Sandoval does not appear inclined to call a special session. He said Tuesday that he has confidence in the judicial process. But a source close to Sandoval said the governor would consider a special session if the court process stalls or falls apart.

Redistricting is required by the constitution every 10 years, after each U.S. Census. The Legislature, controlled by Democrats, passed two sets of maps. Sandoval vetoed both.

Rather than make a concerted effort during the 120-day Legislative session to hammer it out, Democrats and Republicans seemed content to let the courts settle the political border disputes.

But the Nevada Supreme Court has asked pointed questions of the lower court judge, asking if the courts can even decide this or if it should, in fact, be the job of the Legislature.

Senate Majority Leader Steven Horsford called for Republicans to negotiate. He said Democrats are willing to talk.

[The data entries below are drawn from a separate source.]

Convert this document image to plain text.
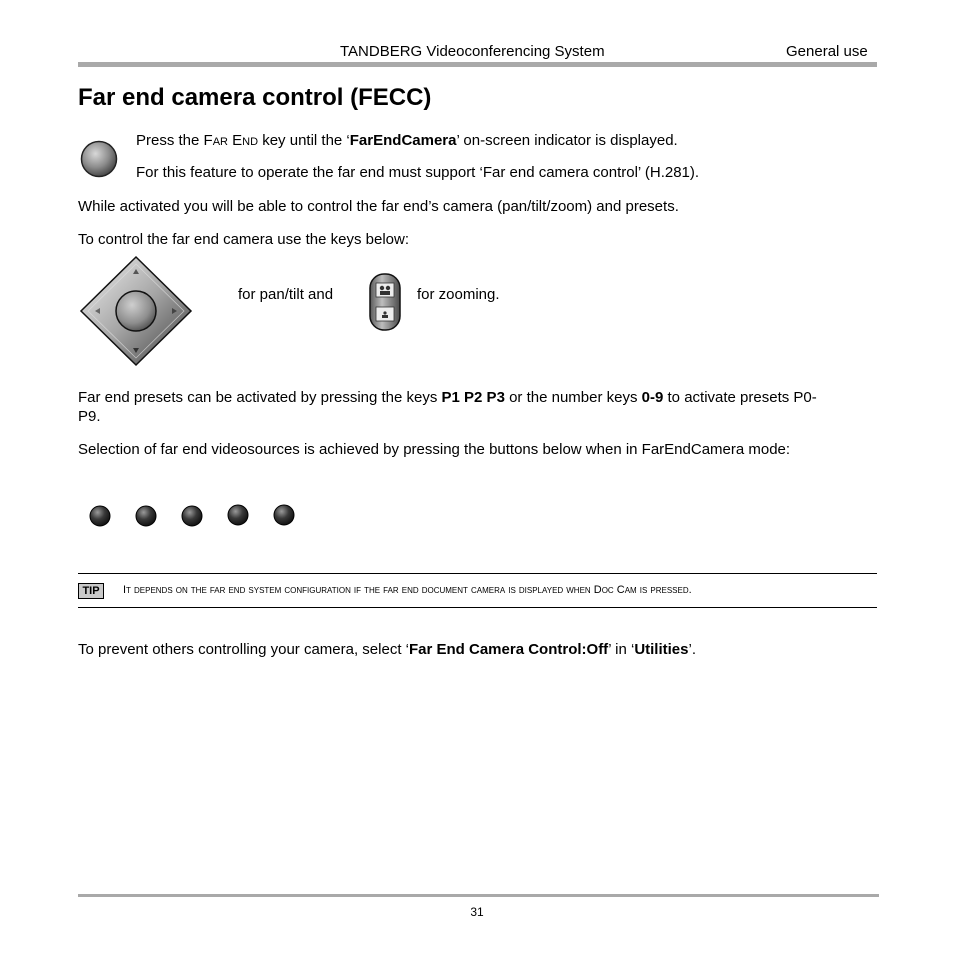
TANDBERG Videoconferencing System	General use
Far end camera control (FECC)
Press the Far End key until the ‘FarEndCamera’ on-screen indicator is displayed.
For this feature to operate the far end must support ‘Far end camera control’ (H.281).
While activated you will be able to control the far end’s camera (pan/tilt/zoom) and presets.
To control the far end camera use the keys below:
for pan/tilt and	for zooming.
Far end presets can be activated by pressing the keys P1 P2 P3 or the number keys 0-9 to activate presets P0-
P9.
Selection of far end videosources is achieved by pressing the buttons below when in FarEndCamera mode:
TIP	It depends on the far end system configuration if the far end document camera is displayed when Doc Cam is pressed.
To prevent others controlling your camera, select ‘Far End Camera Control:Off’ in ‘Utilities’.
31
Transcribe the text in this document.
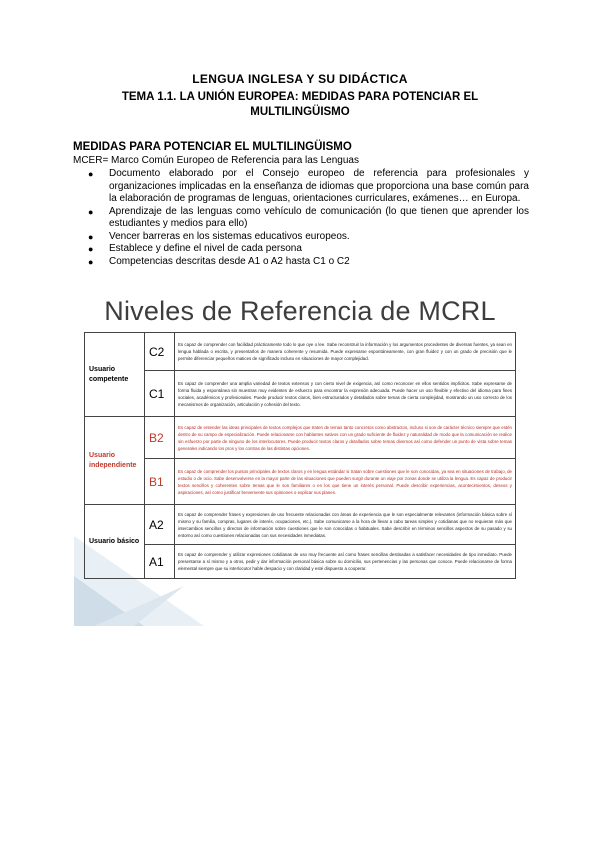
LENGUA INGLESA Y SU DIDÁCTICA
TEMA 1.1. LA UNIÓN EUROPEA: MEDIDAS PARA POTENCIAR EL MULTILINGÜISMO
MEDIDAS PARA POTENCIAR EL MULTILINGÜISMO
MCER= Marco Común Europeo de Referencia para las Lenguas
● Documento elaborado por el Consejo europeo de referencia para profesionales y organizaciones implicadas en la enseñanza de idiomas que proporciona una base común para la elaboración de programas de lenguas, orientaciones curriculares, exámenes… en Europa.
● Aprendizaje de las lenguas como vehículo de comunicación (lo que tienen que aprender los estudiantes y medios para ello)
● Vencer barreras en los sistemas educativos europeos.
● Establece y define el nivel de cada persona
● Competencias descritas desde A1 o A2 hasta C1 o C2
Niveles de Referencia de MCRL
Usuario competente	C2	Es capaz de comprender con facilidad prácticamente todo lo que oye o lee. Sabe reconstruir la información y los argumentos procedentes de diversas fuentes, ya sean en lengua hablada o escrita, y presentarlos de manera coherente y resumida. Puede expresarse espontáneamente, con gran fluidez y con un grado de precisión que le permite diferenciar pequeños matices de significado incluso en situaciones de mayor complejidad.
	C1	Es capaz de comprender una amplia variedad de textos extensos y con cierto nivel de exigencia, así como reconocer en ellos sentidos implícitos. Sabe expresarse de forma fluida y espontánea sin muestras muy evidentes de esfuerzo para encontrar la expresión adecuada. Puede hacer un uso flexible y efectivo del idioma para fines sociales, académicos y profesionales. Puede producir textos claros, bien estructurados y detallados sobre temas de cierta complejidad, mostrando un uso correcto de los mecanismos de organización, articulación y cohesión del texto.
Usuario independiente	B2	Es capaz de entender las ideas principales de textos complejos que traten de temas tanto concretos como abstractos, incluso si son de carácter técnico siempre que estén dentro de su campo de especialización. Puede relacionarse con hablantes nativos con un grado suficiente de fluidez y naturalidad de modo que la comunicación se realice sin esfuerzo por parte de ninguno de los interlocutores. Puede producir textos claros y detallados sobre temas diversos así como defender un punto de vista sobre temas generales indicando los pros y los contras de las distintas opciones.
	B1	Es capaz de comprender los puntos principales de textos claros y en lengua estándar si tratan sobre cuestiones que le son conocidas, ya sea en situaciones de trabajo, de estudio o de ocio. Sabe desenvolverse en la mayor parte de las situaciones que pueden surgir durante un viaje por zonas donde se utiliza la lengua. Es capaz de producir textos sencillos y coherentes sobre temas que le son familiares o en los que tiene un interés personal. Puede describir experiencias, acontecimientos, deseos y aspiraciones, así como justificar brevemente sus opiniones o explicar sus planes.
Usuario básico	A2	Es capaz de comprender frases y expresiones de uso frecuente relacionadas con áreas de experiencia que le son especialmente relevantes (información básica sobre sí mismo y su familia, compras, lugares de interés, ocupaciones, etc.). Sabe comunicarse a la hora de llevar a cabo tareas simples y cotidianas que no requieran más que intercambios sencillos y directos de información sobre cuestiones que le son conocidas o habituales. Sabe describir en términos sencillos aspectos de su pasado y su entorno así como cuestiones relacionadas con sus necesidades inmediatas.
	A1	Es capaz de comprender y utilizar expresiones cotidianas de uso muy frecuente así como frases sencillas destinadas a satisfacer necesidades de tipo inmediato. Puede presentarse a sí mismo y a otros, pedir y dar información personal básica sobre su domicilio, sus pertenencias y las personas que conoce. Puede relacionarse de forma elemental siempre que su interlocutor hable despacio y con claridad y esté dispuesto a cooperar.
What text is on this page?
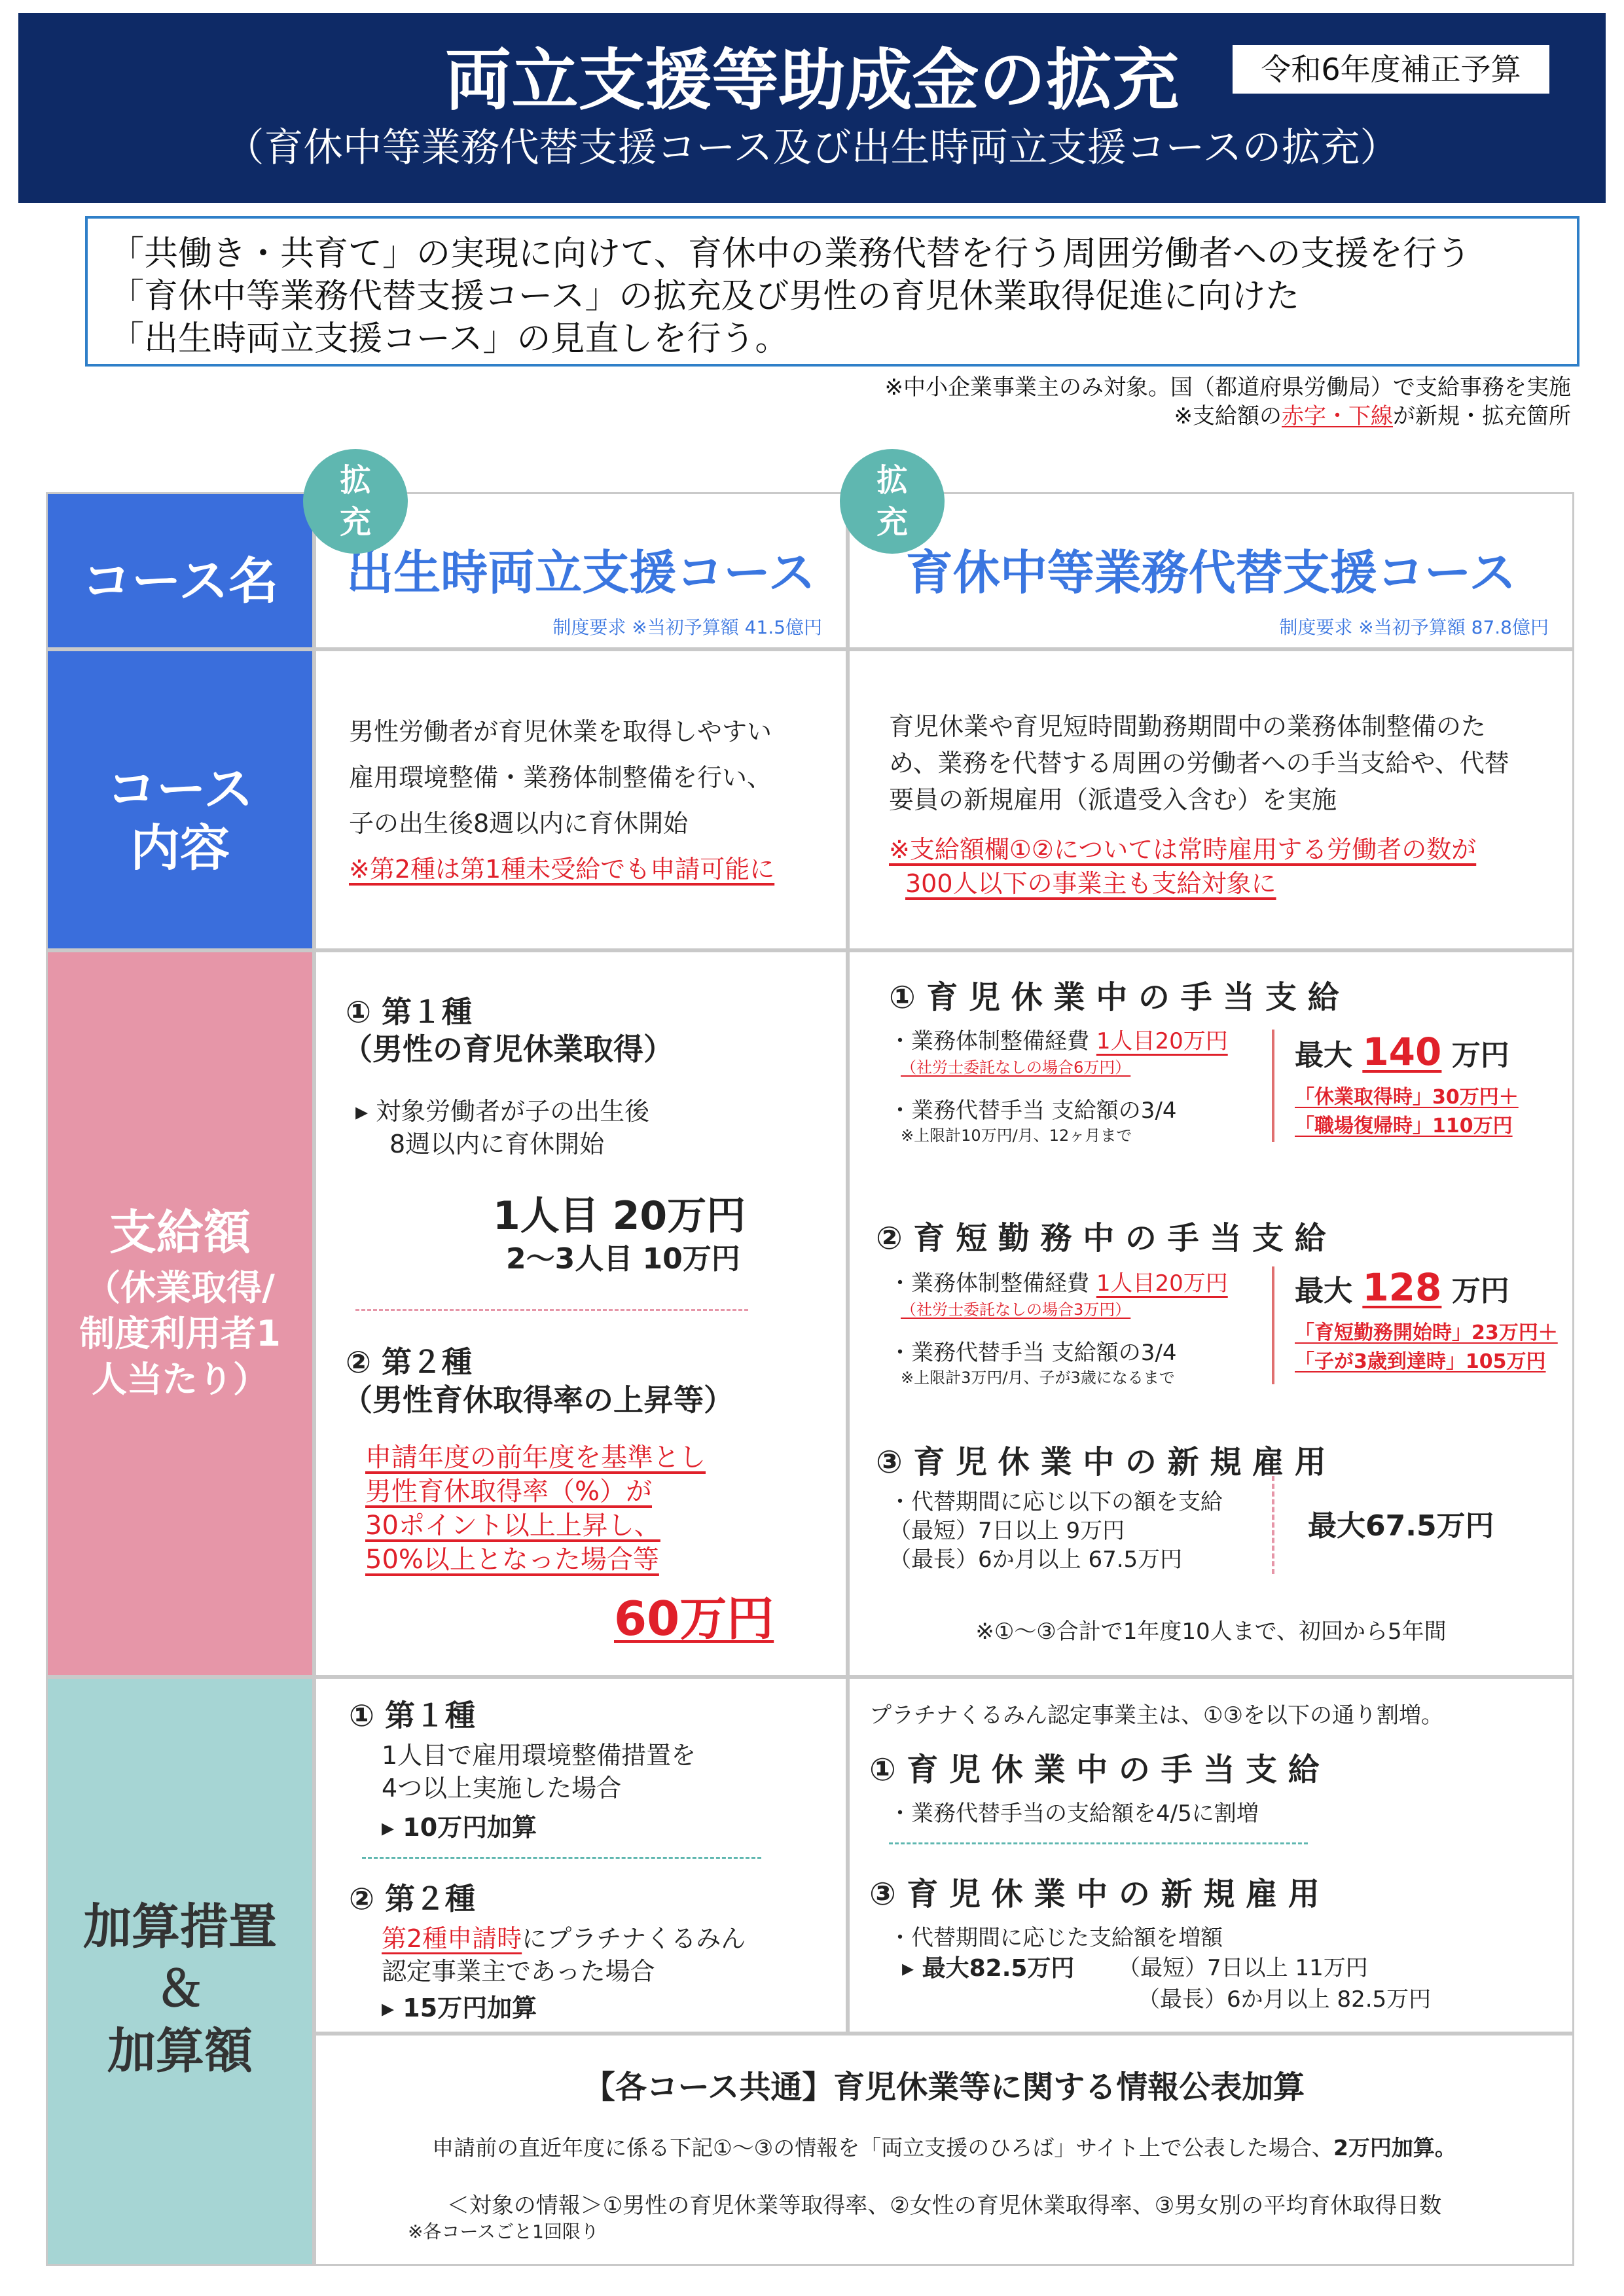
両立支援等助成金の拡充
（育休中等業務代替支援コース及び出生時両立支援コースの拡充）
令和6年度補正予算
「共働き・共育て」の実現に向けて、育休中の業務代替を行う周囲労働者への支援を行う
「育休中等業務代替支援コース」の拡充及び男性の育児休業取得促進に向けた
「出生時両立支援コース」の見直しを行う。
※中小企業事業主のみ対象。国（都道府県労働局）で支給事務を実施
※支給額の赤字・下線が新規・拡充箇所
コース名
コース
内容
支給額
（休業取得/
制度利用者1
人当たり）
加算措置
＆
加算額
出生時両立支援コース
制度要求 ※当初予算額 41.5億円
育休中等業務代替支援コース
制度要求 ※当初予算額 87.8億円
拡
充
拡
充
男性労働者が育児休業を取得しやすい
雇用環境整備・業務体制整備を行い、
子の出生後8週以内に育休開始
※第2種は第1種未受給でも申請可能に
育児休業や育児短時間勤務期間中の業務体制整備のた
め、業務を代替する周囲の労働者への手当支給や、代替
要員の新規雇用（派遣受入含む）を実施
※支給額欄①②については常時雇用する労働者の数が
300人以下の事業主も支給対象に
① 第１種
（男性の育児休業取得）
▸ 対象労働者が子の出生後
8週以内に育休開始
1人目 20万円
2～3人目 10万円
② 第２種
（男性育休取得率の上昇等）
申請年度の前年度を基準とし
男性育休取得率（%）が
30ポイント以上上昇し、
50%以上となった場合等
60万円
① 育 児 休 業 中 の 手 当 支 給
・業務体制整備経費 1人目20万円
（社労士委託なしの場合6万円）
・業務代替手当 支給額の3/4
※上限計10万円/月、12ヶ月まで
最大 140 万円
「休業取得時」30万円＋
「職場復帰時」110万円
② 育 短 勤 務 中 の 手 当 支 給
・業務体制整備経費 1人目20万円
（社労士委託なしの場合3万円）
・業務代替手当 支給額の3/4
※上限計3万円/月、子が3歳になるまで
最大 128 万円
「育短勤務開始時」23万円＋
「子が3歳到達時」105万円
③ 育 児 休 業 中 の 新 規 雇 用
・代替期間に応じ以下の額を支給
（最短）7日以上 9万円
（最長）6か月以上 67.5万円
最大67.5万円
※①～③合計で1年度10人まで、初回から5年間
① 第１種
1人目で雇用環境整備措置を
4つ以上実施した場合
▸ 10万円加算
② 第２種
第2種申請時にプラチナくるみん
認定事業主であった場合
▸ 15万円加算
プラチナくるみん認定事業主は、①③を以下の通り割増。
① 育 児 休 業 中 の 手 当 支 給
・業務代替手当の支給額を4/5に割増
③ 育 児 休 業 中 の 新 規 雇 用
・代替期間に応じた支給額を増額
▸ 最大82.5万円 （最短）7日以上 11万円
（最長）6か月以上 82.5万円
【各コース共通】育児休業等に関する情報公表加算
申請前の直近年度に係る下記①～③の情報を「両立支援のひろば」サイト上で公表した場合、2万円加算。
＜対象の情報＞①男性の育児休業等取得率、②女性の育児休業取得率、③男女別の平均育休取得日数
※各コースごと1回限り
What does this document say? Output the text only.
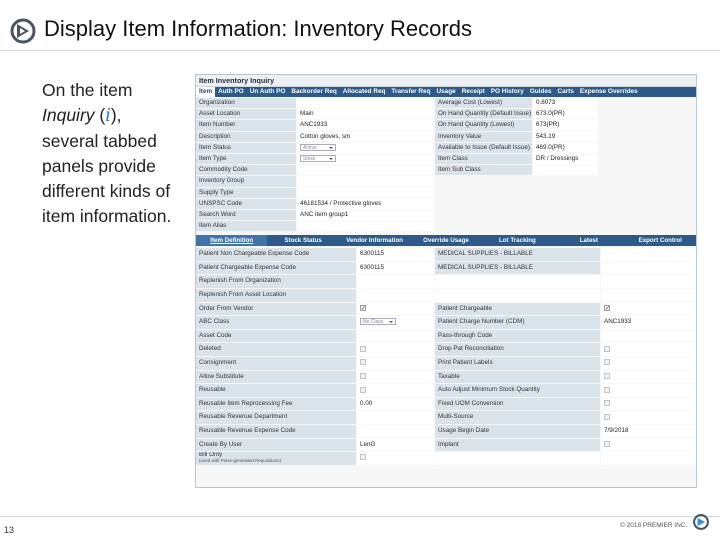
Display Item Information: Inventory Records
On the item Inquiry (i), several tabbed panels provide different kinds of item information.
Item Inventory Inquiry
Item Auth PO Un Auth PO Backorder Req Allocated Req Transfer Req Usage Receipt PO History Guides Carts Expense Overrides
Organization	Average Cost (Lowest)	0.8073
Asset Location	Main	On Hand Quantity (Default Issue) 673.0(PR)
Item Number	ANC1933	On Hand Quantity (Lowest)	673(PR)
Description	Cotton gloves, sm	Inventory Value	543.19
Item Status	Active	Available to Issue (Default Issue) 469.0(PR)
Item Type	Stock	Item Class	DR / Dressings
Commodity Code	Item Sub Class
Inventory Group
Supply Type
UNSPSC Code	46181534 / Protective gloves
Search Word	ANC item group1
Item Alias
Item Definition	Stock Status	Vendor Information	Override Usage	Lot Tracking	Latest	Export Control
Patient Non Chargeable Expense Code	6300115	MEDICAL SUPPLIES - BILLABLE
Patient Chargeable Expense Code	6300115	MEDICAL SUPPLIES - BILLABLE
Replenish From Organization
Replenish From Asset Location
Order From Vendor
✓	Patient Chargeable
✓
ABC Class	No Class	Patient Charge Number (CDM)	ANC1933
Asset Code	Pass-through Code
Deleted	Drop Pat Reconciliation
Consignment	Print Patient Labels
Allow Substitute	Taxable
Reusable	Auto Adjust Minimum Stock Quantity
Reusable Item Reprocessing Fee	0.00	Fixed UOM Conversion
Reusable Revenue Department	Multi-Source
Reusable Revenue Expense Code	Usage Begin Date	7/9/2018
Create By User	LenG	Implant
Bill Only
(used with Pulse-generated Requisitions)
13	© 2018 PREMIER INC.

“I’ve always said we’re willing to work with Republicans to find a compromise,” he said. “Republicans in the Legislature were unwilling to reach any agreements, hanging their objections on the Voting Rights Act.”

He said if negotiations continue, he’s confident that lawmakers can work out maps that could be passed in a special session or agreed to by the court. He said a special session would include a “public and open debate.”

During the session, he said, the Legislature took “hundreds of hours of public frank discussion, in Carson City and every corner of the state of Nevada.”

When asked about the possibility of another round of negotiations between lawmakers, Sen. James Settelmeyer, R-Minden, asked rhetorically, “How well did it work before?” The special masters, appointed by District Court Judge Todd Russell, could provide a starting point, Settelmeyer said. “We felt the majority was not listening to the minority viewpoint,” he said.

Nevada Attorney General Catherine Cortez Masto is in charge of enforcing the state’s open meeting law. She would not comment for this story, but in a statement, said the office “cannot issue an opinion on facts we haven’t investigated.” If a member of the public believes there’s an open meeting law violation, he or she can file a complaint with her office.